Awesome! On a certain level, this situation is my origin.The figure of a young man riding a bicycle has become a symbol of freedom and romance. Maybe I have been chasing such images in my subconscious. This was my first bike tour around Wakayama prefecture. In the summer of my freshman year of high school, my friends and I made a plan: let's have some fun.I don't want my friend to call the night before departure and say: I can't go.I asked him why so suddenly?Why?He answered with a bit of embarrassment: My mother said that position was inauspicious.The reason for this superstition is so stupid that it makes people angry. I immediately yelled into the receiver: Fuck you, I will go alone.

Since I was a child, I have had a quirk of rebelling immediately when things go wrong.To be honest, I was a little scared to go alone, but the next day I mustered up the courage and forced myself to go on the road.Leaving my hometown on a bicycle is like being liberated from layers of barriers, and I feel better unconsciously. After noon, I rode to Waka Prefecture, 100 kilometers away. I thought it was far away, but I became excited, and more possibilities continued to emerge.As a result, it took me five days to complete a one-week journey in Waka Prefecture, and the next year I completed my wish for a week in Kinki, and then I started planning to travel around Japan.

Why stick to it for a week?The answer is very simple, because if you keep going, you will reach the end.The journey would be tedious if it went straight forward and returned along the same route.As soon as I entered university, I started working crazily.

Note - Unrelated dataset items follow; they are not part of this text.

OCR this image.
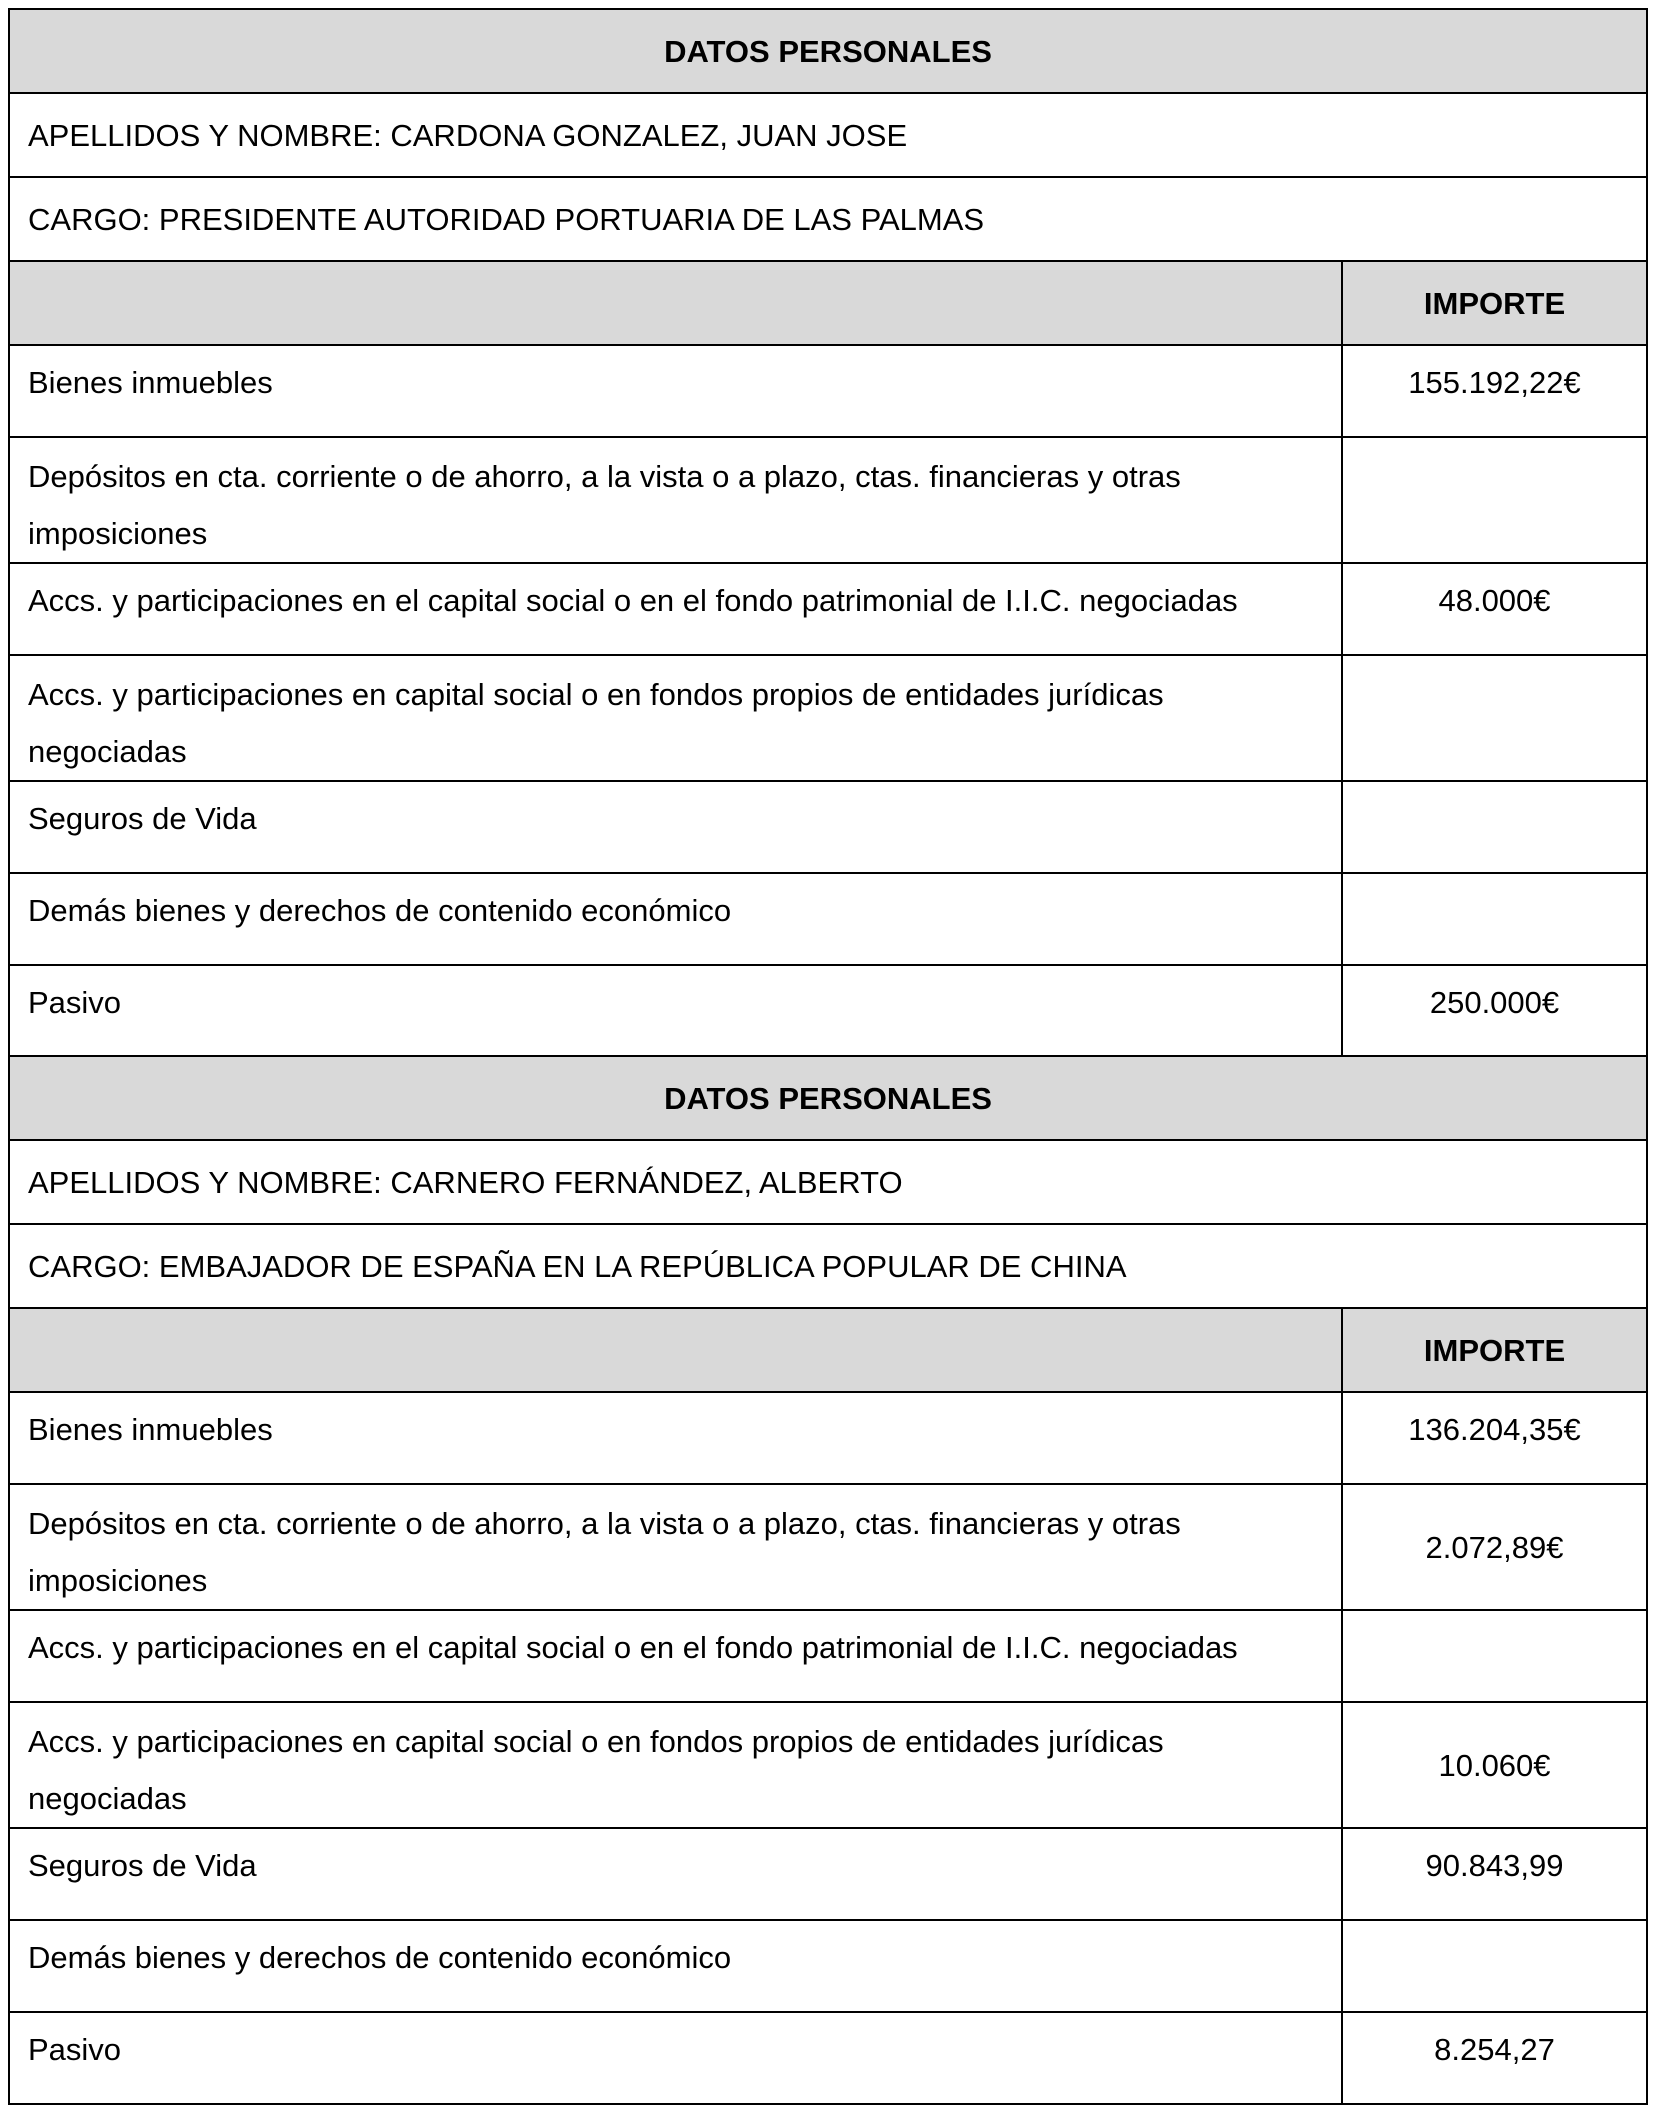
DATOS PERSONALES	
APELLIDOS Y NOMBRE: CARDONA GONZALEZ, JUAN JOSE	
CARGO: PRESIDENTE AUTORIDAD PORTUARIA DE LAS PALMAS	
	IMPORTE
Bienes inmuebles	155.192,22€
Depósitos en cta. corriente o de ahorro, a la vista o a plazo, ctas. financieras y otras imposiciones	
Accs. y participaciones en el capital social o en el fondo patrimonial de I.I.C. negociadas	48.000€
Accs. y participaciones en capital social o en fondos propios de entidades jurídicas negociadas	
Seguros de Vida	
Demás bienes y derechos de contenido económico	
Pasivo	250.000€
DATOS PERSONALES	
APELLIDOS Y NOMBRE: CARNERO FERNÁNDEZ, ALBERTO	
CARGO: EMBAJADOR DE ESPAÑA EN LA REPÚBLICA POPULAR DE CHINA	
	IMPORTE
Bienes inmuebles	136.204,35€
Depósitos en cta. corriente o de ahorro, a la vista o a plazo, ctas. financieras y otras imposiciones	2.072,89€
Accs. y participaciones en el capital social o en el fondo patrimonial de I.I.C. negociadas	
Accs. y participaciones en capital social o en fondos propios de entidades jurídicas negociadas	10.060€
Seguros de Vida	90.843,99
Demás bienes y derechos de contenido económico	
Pasivo	8.254,27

When I was nineteen, I took a year off from school and embarked on a week-long journey around Japan.The journey itself was fantastic, but as I got closer to the end, I started to feel a sense of emptiness.Compared with the sense of accomplishment, the sense of loneliness that the dream is about to be fulfilled is deeper. Of course, it's not that I haven't thought about going abroad.I fantasized about riding freely on foreign land several times, and I was very excited.But the scale of this plan is too large and unreal, and a cowardly and cowardly guy like me can't do it. . . . . . .In this way, I greet the last day of my week in Japan with a feeling that I can't let go of.

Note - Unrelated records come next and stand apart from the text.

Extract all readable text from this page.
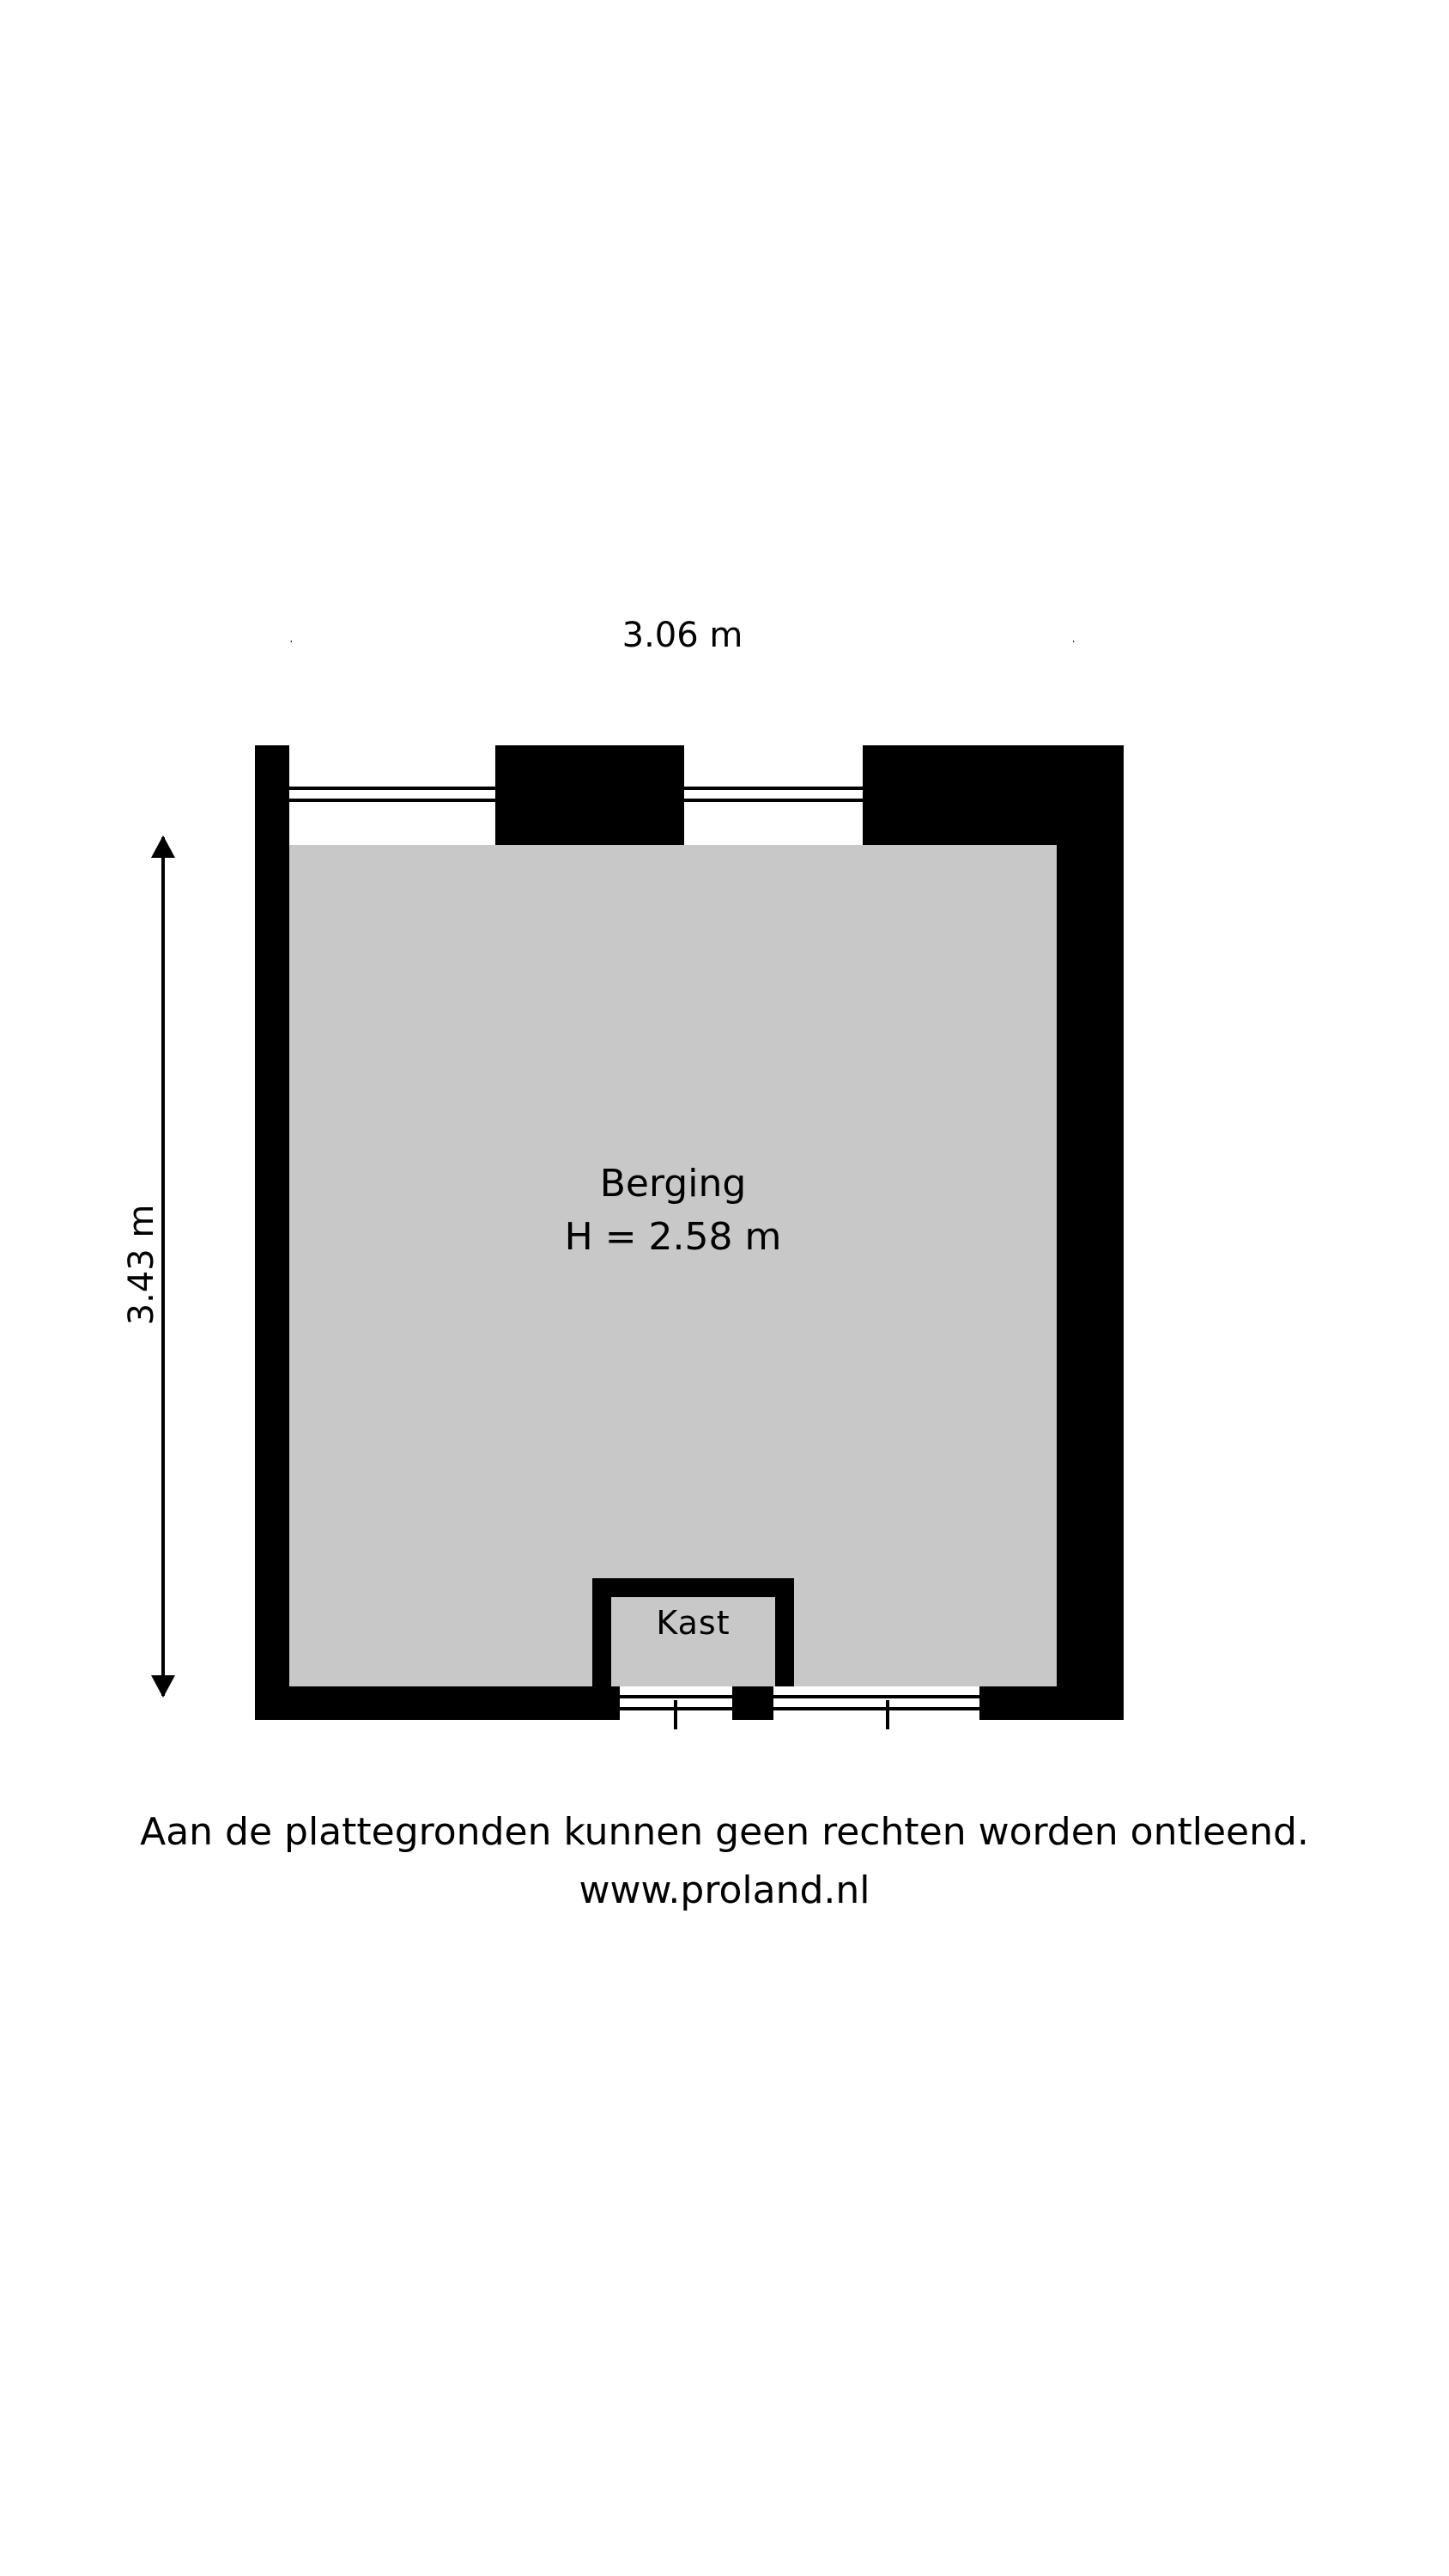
3.06 m
3.43 m
Kast
Berging
H = 2.58 m
Aan de plattegronden kunnen geen rechten worden ontleend.
www.proland.nl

We finally arrived at Kobe's Merikenbo Airport and parked our bicycles.The sea was bathed in the afternoon sun, and countless white light spots jumped. I sat on the bench and stared blankly at the flickering and dancing light spots.For a moment, I wanted to travel around the world.As soon as the heart is moved, the body is ready to move, and it is difficult to sit or sit.Since we are born in this world, we must try our best to feel more possibilities, just like the sun finally shines in, and a broad field of vision unfolds in front of our eyes.The bus engine makes a muffled sound as it speeds forward in the dark desert.I was immersed in the memory, and gradually felt incredible.Ever since I saw that cyclist when I was a child, I have dreamed of starting to travel. Now, don’t I just go all the way?

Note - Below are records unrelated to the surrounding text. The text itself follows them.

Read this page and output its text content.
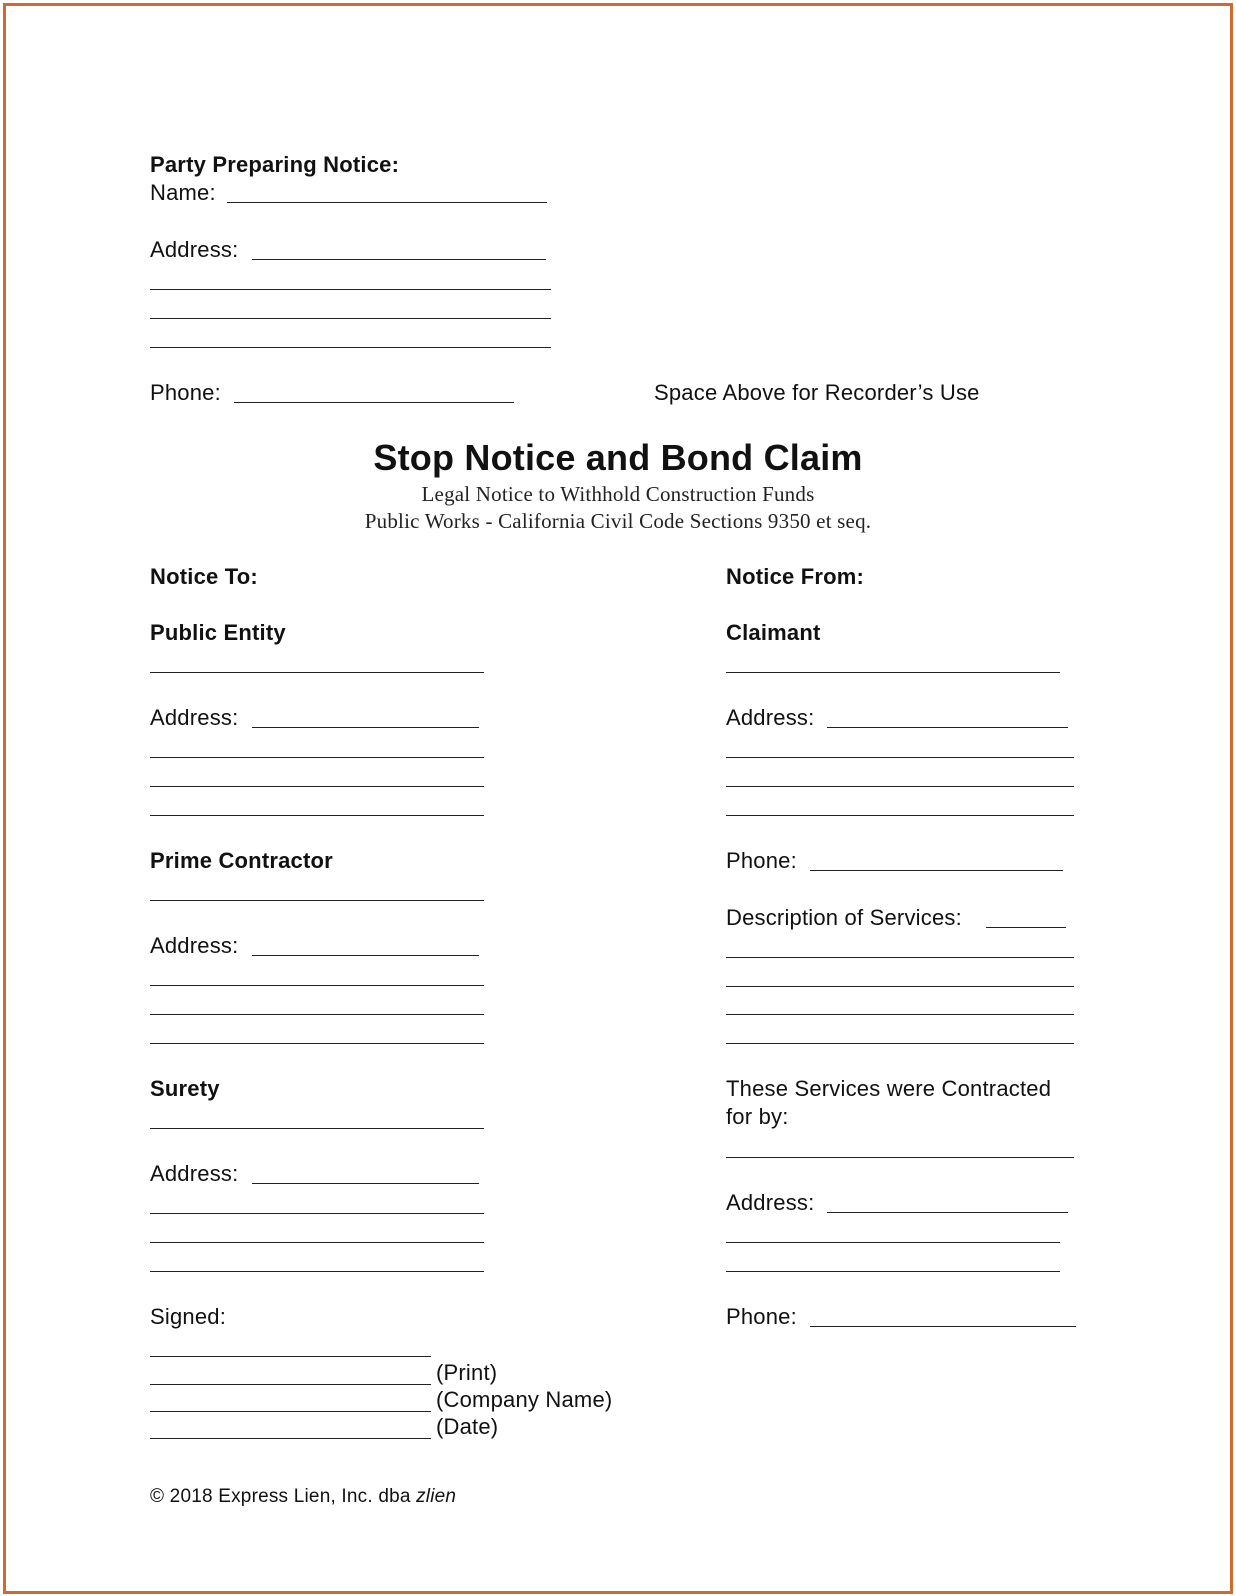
Party Preparing Notice:
Name:
Address:
Phone:	Space Above for Recorder’s Use
Stop Notice and Bond Claim
Legal Notice to Withhold Construction Funds
Public Works - California Civil Code Sections 9350 et seq.
Notice To:
Public Entity
Address:
Prime Contractor
Address:
Surety
Address:
Signed:
(Print)
(Company Name)
(Date)
Notice From:
Claimant
Address:
Phone:
Description of Services:
These Services were Contracted
for by:
Address:
Phone:
© 2018 Express Lien, Inc. dba zlien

When the east was pale, I arrived in Lima, took out the bicycle from the trunk of the bus and assembled it, and rode into the still sleeping downtown area of ​​Lima. Tourists stay here, I plan to stay for a few nights and prepare to start again.Lima is far bigger than imagined, and the overall feeling is dim, and the uncomfortable atmosphere does not seem to be all because of the dim dawn.The narrow roads have become garbage dumps, and even the roadsides are full of garbage, and there is a pungent smell everywhere.I walked slowly, feeling the filthy city.